First, let's find the equation for the curve that represents the upper half of the semicircle. Since the diameter connects the graphs of y = sinx and y = -sinx, the radius of each semicircle is the difference between these two functions: r(x) = (sinx) - (-sinx) = 2sinx.
To calculate the volume of an individual slice, we need to find its area. The area of a circle is given by A = πr², but since we're dealing with semicircles, we can divide this by 2: A = (1/2)πr².
In this case, the radius of each semicircle is given by r(x) = 2sinx, so we have A(x) = (1/2)π(2sinx)² = 2πsin²x.

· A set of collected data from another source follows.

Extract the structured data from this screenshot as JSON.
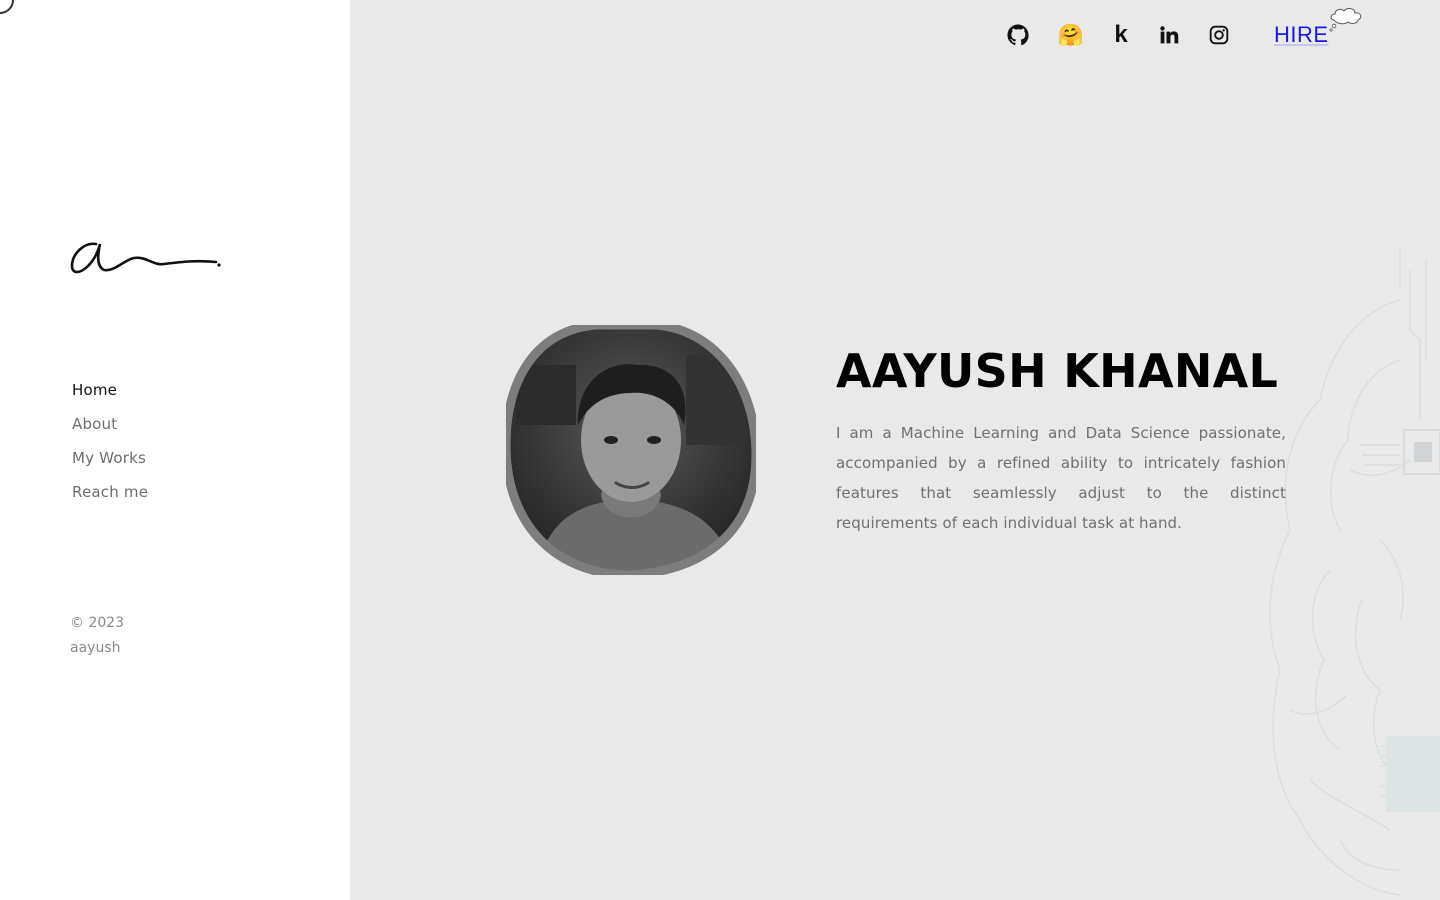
{
  "sidebar": {
    "nav": [
      {
        "label": "Home",
        "active": true
      },
      {
        "label": "About",
        "active": false
      },
      {
        "label": "My Works",
        "active": false
      },
      {
        "label": "Reach me",
        "active": false
      }
    ],
    "copyright_year": "© 2023",
    "copyright_name": "aayush"
  },
  "header": {
    "social_icons": [
      "github-icon",
      "huggingface-icon",
      "kaggle-icon",
      "linkedin-icon",
      "instagram-icon"
    ],
    "kaggle_glyph": "k",
    "huggingface_glyph": "🤗",
    "hire_label": "HIRE"
  },
  "hero": {
    "name": "AAYUSH KHANAL",
    "bio": "I am a Machine Learning and Data Science passionate, accompanied by a refined ability to intricately fashion features that seamlessly adjust to the distinct requirements of each individual task at hand."
  },
  "colors": {
    "accent_link": "#1a17e0",
    "sidebar_bg": "#ffffff",
    "main_bg": "#e9e9e9",
    "nav_active": "#111111",
    "nav_inactive": "#6d6d6d"
  }
}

Now, to find the volume of the entire solid, we need to integrate the area function A(x) over the interval [0, π]. The volume V can be calculated as follows:
V = ∫[a,b] A(x) dx = ∫[0,π] 2πsin²x dx.
To evaluate this integral, we can use the power-reducing identity for sine: sin²x = (1/2)(1 - cos(2x)). Substituting this into the integral, we have:
V = ∫[0,π] 2π(1/2)(1 - cos(2x)) dx
= π∫[0,π] (1 - cos(2x)) dx.
Now, let's integrate term by term:
V = π∫[0,π] dx - π∫[0,π] cos(2x) dx.
The first integral, ∫(1) dx, is simply x, evaluated from 0 to π, which gives us x = π - 0 = π.
For the second integral, we can use the substitution u = 2x, du = 2dx:
V = π∫[0,π] dx - π∫[0,π] cos(u) (1/2) du
= π[x]∣[0,π] - (π/2)∫[0,2π] cos(u) du
= π[π - 0] - (π/2)[sin(u)]∣[0,2π]
= π² - (π/2)(sin(2π) - sin(0))
= π² - (π/2)(0 - 0)
= π².
Therefore, the volume of the solid enclosed between the graphs of y = sinx and y = -sinx from x = 0 to x = π is π².